Numerical study on aerodynamic characteristics and flow field of a circular cylinder equipped with a C-ring behind at Re=1000

Slender cylindrical structures such as cables and signal poles often experience vortex-induced vibrations. Recently, scholars have developed a novel mitigating measure by equipping a C-ring on the structures, where the C-ring is always behind the cylinder by tail rudder, but the mitigation mechanism is still unclear. To this end, the OpenFOAM((c)), an open source software, has been adopted in this study to carry out the large-eddy simulations (LES) to investigate the influence of a C-ring on the aerodynamic forces, surface pressure, and flow around a circular cylinder at Re = 1000, where the dynamic k-equation LES model is employed.

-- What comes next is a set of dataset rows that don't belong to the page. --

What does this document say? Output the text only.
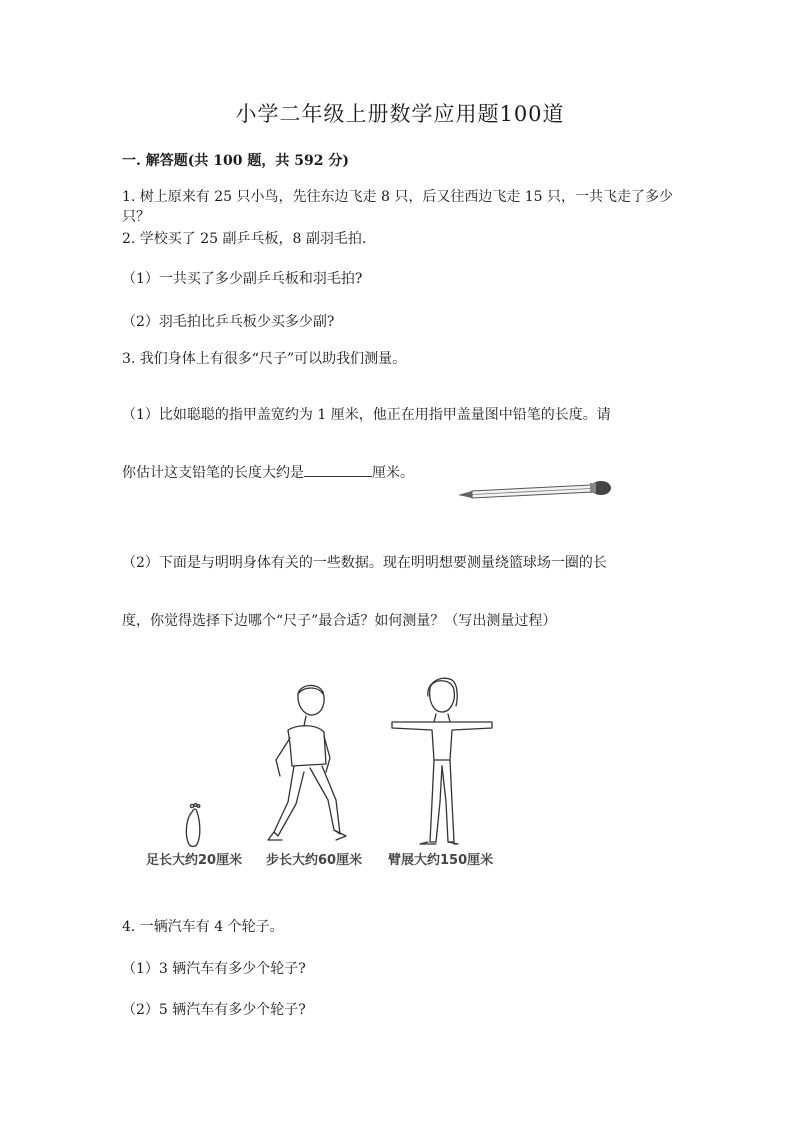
小学二年级上册数学应用题100道
一. 解答题(共 100 题，共 592 分)
1. 树上原来有 25 只小鸟，先往东边飞走 8 只，后又往西边飞走 15 只，一共飞走了多少只？
2. 学校买了 25 副乒乓板，8 副羽毛拍.
（1）一共买了多少副乒乓板和羽毛拍?
（2）羽毛拍比乒乓板少买多少副?
3. 我们身体上有很多“尺子”可以助我们测量。
（1）比如聪聪的指甲盖宽约为 1 厘米，他正在用指甲盖量图中铅笔的长度。请
你估计这支铅笔的长度大约是	厘米。
（2）下面是与明明身体有关的一些数据。现在明明想要测量绕篮球场一圈的长
度，你觉得选择下边哪个“尺子”最合适？如何测量？（写出测量过程）
足长大约20厘米 步长大约60厘米 臂展大约150厘米
4. 一辆汽车有 4 个轮子。
（1）3 辆汽车有多少个轮子?
（2）5 辆汽车有多少个轮子?
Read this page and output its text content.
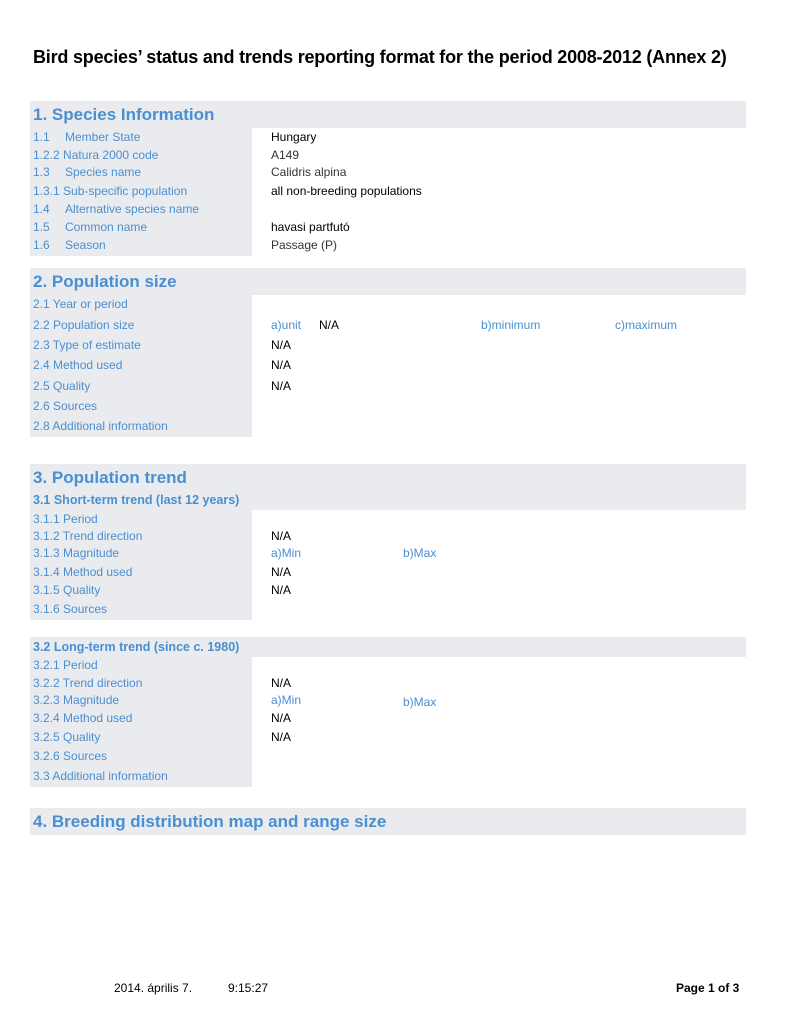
Bird species’ status and trends reporting format for the period 2008-2012 (Annex 2)
1. Species Information
1.1 Member State	Hungary
1.2.2 Natura 2000 code	A149
1.3 Species name	Calidris alpina
1.3.1 Sub-specific population	all non-breeding populations
1.4 Alternative species name
1.5 Common name	havasi partfutó
1.6 Season	Passage (P)
2. Population size
2.1 Year or period
2.2 Population size	a)unit N/A	b)minimum	c)maximum
2.3 Type of estimate	N/A
2.4 Method used	N/A
2.5 Quality	N/A
2.6 Sources
2.8 Additional information
3. Population trend
3.1 Short-term trend (last 12 years)
3.1.1 Period
3.1.2 Trend direction	N/A
3.1.3 Magnitude	a)Min	b)Max
3.1.4 Method used	N/A
3.1.5 Quality	N/A
3.1.6 Sources
3.2 Long-term trend (since c. 1980)
3.2.1 Period
3.2.2 Trend direction	N/A
3.2.3 Magnitude	a)Min	b)Max
3.2.4 Method used	N/A
3.2.5 Quality	N/A
3.2.6 Sources
3.3 Additional information
4. Breeding distribution map and range size
2014. április 7.	9:15:27	Page 1 of 3
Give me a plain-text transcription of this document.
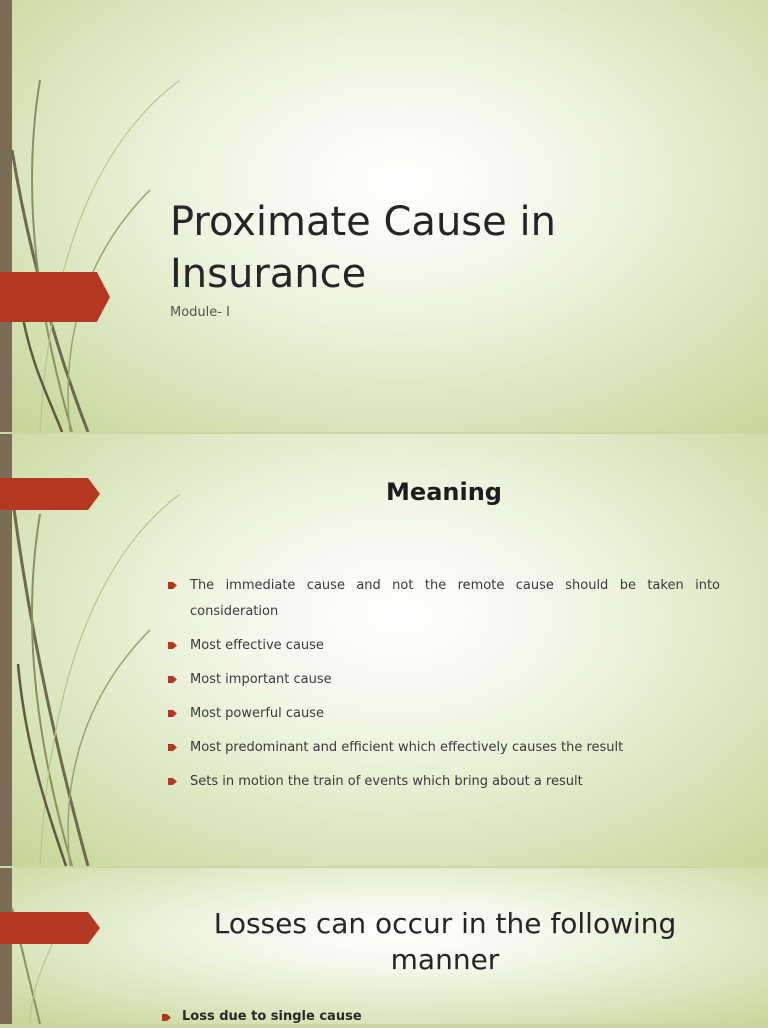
Proximate Cause in Insurance
Module- I
Meaning
The immediate cause and not the remote cause should be taken into consideration
Most effective cause
Most important cause
Most powerful cause
Most predominant and efficient which effectively causes the result
Sets in motion the train of events which bring about a result
Losses can occur in the following manner
Loss due to single cause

Although the Re is far smaller than that in the reality, the aerodynamic characteristics and flow is also representative and worth studying in this subcritical range. Furthermore, to determine the appropriate radii (R) and arc lengths (theta) of the C-ring, various values of R (0.7D, 0.8D, 0.9D, and 1.0D, where D is diameter of the cylinder) and theta (60 degrees, 90 degrees, 120 degrees, 150 degrees, and 180 degrees) are considered and studied herein. The results indicate that a C-ring can reduce the SD of the lift coefficient by 40%-90% compared to that of a bare cylinder, whereas it has an unremarkable effect on the mean drag coefficient. The C-ring also has a significant influence on the fluctuating pressure coefficients, resulting in a small SD of the fluctuating lift. The spanwise flow on the leeward side of the cylinder under the influence of C-rings with different radii and arc lengths can be categorized into three modes. Meanwhile, the C-ring mitigates wind-induced vibrations by enhancing the spanwise flow on the leeward side of the cylinder. Finally, the appropriate parameters for the C-ring are recommended as follows: R = 0.7D and theta = 180 degrees; R = 0.8D and theta = 150 degrees; R = 0.9D and theta = 150 degrees; R = 1.0D and theta = 120 degrees, 150 degrees.